Damn. Had Anna been here that long? “Tomorrow.”
“Just to be clear—we’re not going to sleep together.”
“Right.” I hung up and spent the rest of the evening thinking of a way to make her change her mind.
Chapter 4 - Laney
I spun my head towards Carson when I heard him yell, “Don’t let her pay for that,” to the barista.
“If you buy a woman coffee,” I said as soon as I didn’t have to yell, “she might think it’s a date.”
“I take it back!” He pulled back, hands at two and ten. “That was a close one. Thanks.”
“Since that’s something neither of us are interested in, I think I’ll get my own.”
“Cool, would you pay for mine, too?” He laughed at the shock on my face. “Relax, Lane. I was kidding.”
“Once we’ve established the rules and are settled into things, feel free to offer again.” What was I doing establishing rules for anything? Or settling into anything? I walked over to the counter that held the cream and sugar. After he paid for his own cup, he followed and watched me while I doctored up my coffee.
“Wow. So the coffee is just a vehicle for the cream and sugar?”
“They don’t have a Grande Cream and Sugar on their menu, so I have to improvise.”
He picked the same spot I’d been in yesterday. “I meant to get here earlier so I could put up a big ‘We’re not going to sleep together’ sign. But it was so crazy at work, I forgot to pick it up.”
“What do you do?” I asked as I sat down across from him.
“I thought you didn’t like small talk.”
“We’re trying to get to know each other. That’s what friends do.”
“I have friends. We meet, get drunk, and watch each other make fools of ourselves. There’s a fair amount of pointing and laughing involved, too.”
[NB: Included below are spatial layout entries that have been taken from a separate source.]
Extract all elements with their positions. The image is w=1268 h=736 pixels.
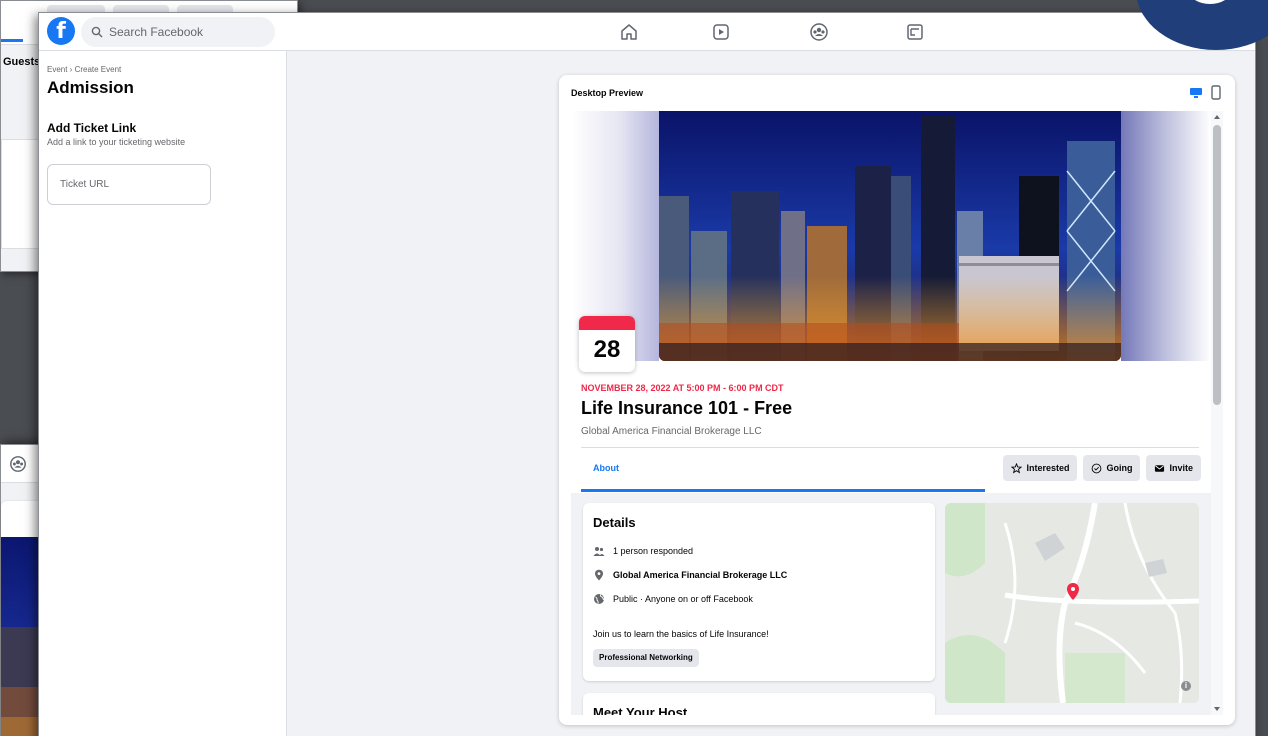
groups-icon[interactable]	[809, 22, 829, 42]
organizer-row: Global America Financial Brokerage LLC	[593, 569, 787, 581]
event-preview: 28 NOVEMBER 28, 2022 AT 5:00 PM - 6:00 P…	[571, 111, 1211, 715]
main-window: f Event › Create Event Admission Add Tic…	[38, 12, 1256, 736]
interested-label: Interested	[1026, 463, 1070, 473]
going-label: Going	[1106, 463, 1133, 473]
people-icon	[593, 547, 605, 556]
going-button[interactable]: Going	[1083, 455, 1141, 481]
guests-tab-label[interactable]: Guests	[3, 56, 40, 68]
privacy-text: Public · Anyone on or off Facebook	[613, 594, 753, 604]
category-tag[interactable]: Professional Networking	[593, 649, 699, 667]
scroll-up-arrow[interactable]	[1214, 115, 1220, 119]
badge-ring	[1180, 0, 1240, 4]
event-map[interactable]: i	[945, 503, 1199, 703]
interested-button[interactable]: Interested	[1003, 455, 1078, 481]
facebook-logo[interactable]: f	[47, 17, 75, 45]
calendar-badge: 28	[579, 316, 635, 372]
host-title: Meet Your Host	[593, 705, 688, 715]
invite-label: Invite	[1169, 463, 1193, 473]
envelope-icon	[1155, 464, 1165, 472]
event-description: Join us to learn the basics of Life Insu…	[593, 629, 769, 639]
tab-about[interactable]: About	[593, 463, 619, 473]
preview-label: Desktop Preview	[571, 88, 644, 98]
desktop-icon[interactable]	[1189, 87, 1203, 99]
event-actions: Interested Going Invite	[1003, 455, 1201, 481]
scroll-down-arrow[interactable]	[1214, 707, 1220, 711]
privacy-row: Public · Anyone on or off Facebook	[593, 593, 753, 605]
divider	[581, 447, 1199, 448]
invite-button[interactable]: Invite	[1146, 455, 1201, 481]
search-icon	[91, 26, 103, 38]
watch-icon[interactable]	[711, 22, 731, 42]
ticket-url-field[interactable]	[47, 164, 211, 205]
calendar-day: 28	[593, 336, 621, 363]
breadcrumb[interactable]: Event › Create Event	[47, 65, 121, 74]
preview-scrollbar[interactable]	[1211, 111, 1223, 715]
details-title: Details	[593, 515, 636, 530]
section-title: Add Ticket Link	[47, 121, 137, 135]
desktop-preview-card: Desktop Preview 28 NOVEMBER 28, 2022 AT …	[559, 75, 1235, 725]
mobile-icon[interactable]	[1211, 85, 1221, 100]
info-icon[interactable]: i	[1181, 681, 1191, 691]
facebook-topbar: f	[39, 13, 1255, 51]
groups-icon[interactable]	[9, 455, 27, 473]
event-date: NOVEMBER 28, 2022 AT 5:00 PM - 6:00 PM C…	[581, 383, 784, 393]
background-card	[1, 139, 41, 249]
cover-fade	[1121, 111, 1211, 361]
event-header: 28 NOVEMBER 28, 2022 AT 5:00 PM - 6:00 P…	[571, 111, 1211, 493]
host-card: Meet Your Host	[583, 693, 935, 715]
home-icon[interactable]	[619, 22, 639, 42]
location-pin-icon	[595, 569, 603, 581]
section-subtitle: Add a link to your ticketing website	[47, 137, 186, 147]
details-card: Details 1 person responded Global Americ…	[583, 503, 935, 681]
star-icon	[1011, 462, 1023, 474]
event-organizer[interactable]: Global America Financial Brokerage LLC	[581, 426, 762, 437]
search-input[interactable]	[109, 25, 259, 39]
gaming-icon[interactable]	[905, 22, 925, 42]
check-circle-icon	[1092, 463, 1102, 473]
active-tab-indicator	[1, 39, 23, 42]
create-event-panel: Event › Create Event Admission Add Ticke…	[39, 51, 287, 736]
page-title: Admission	[47, 78, 134, 97]
responded-row: 1 person responded	[593, 545, 693, 557]
organizer-text[interactable]: Global America Financial Brokerage LLC	[613, 570, 787, 580]
cover-photo	[659, 111, 1121, 361]
scrollbar-thumb[interactable]	[1213, 125, 1221, 405]
search-bar[interactable]	[81, 17, 275, 47]
event-title: Life Insurance 101 - Free	[581, 398, 793, 418]
responded-text: 1 person responded	[613, 546, 694, 556]
calendar-badge-header	[579, 316, 635, 330]
globe-icon	[594, 594, 604, 604]
active-tab-indicator	[581, 489, 985, 492]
“That’s what friends do when all of them are boys. When one of them is a woman, there’s more talking involved. So tell me what you did today.”
&n
bsp; He paused.
I wiped a drop of coffee from my lip. “Would you be more comfortable if I pointed and laughed while you answer?”
“Um…” His eyes came back up to mine. “I went to the…place I work. Then I worked. Ate lunch. Worked some more. Went somewhere else to help someone with a problem they were having. And then came here.”
“Well done, but next time try being more vague.” I laughed. “It’s fine if you don’t want to tell me. But just in case you do but don’t know how to talk to a woman who’s clothed, I’ll show you how it’s done. I have a small furniture business. I know: it’s a weird profession for a girl and it must be so boring, right? Well yeah, not too many women do it, but it’s definitely not boring. I like it a lot. It’s the business part of it I hate, and that’s the part that could be going a lot better.
“Today I got up, took a shower, and went to work. I had lunch and kept working. Then I stopped working and came here. Just like I do every night, because I need to get out and I think interaction with people is important.” I shook my head dismissively. “Even though I don’t really interact anymore. And that is my current life. Wanna give yours another shot?”
“I run the fundraising for the Bennett Foundation.”
My mouth dropped open. The Bennett Foundation raised money for families of hospitalized kids. “You’re such a liar! You said you weren’t nice.”
“I’m not.”
“Anyone who works for a charity has to be nice.”
“I thought you were referring to me in my private life, not my professional one.”
“So you’re a saint during the day and a sinner by night?”
“Besides saint going a big step too far, I sometimes work at night.” He shrugged. “And I’d be happy to sin during the day if you ask really nicely, but only when I’m not working because the two should never, ever mix.” He paused. “You now know my horrible secret. So how’d I do?”
“It was great. You should be really proud of yourself—you didn’t stutter or explode or anything.”
He leaned forward and spoke conspiratorially. “I’m new to this being-friends-with-someone-I-want–to-sleep-with thing, so you’ll have to help me out. What happens now?”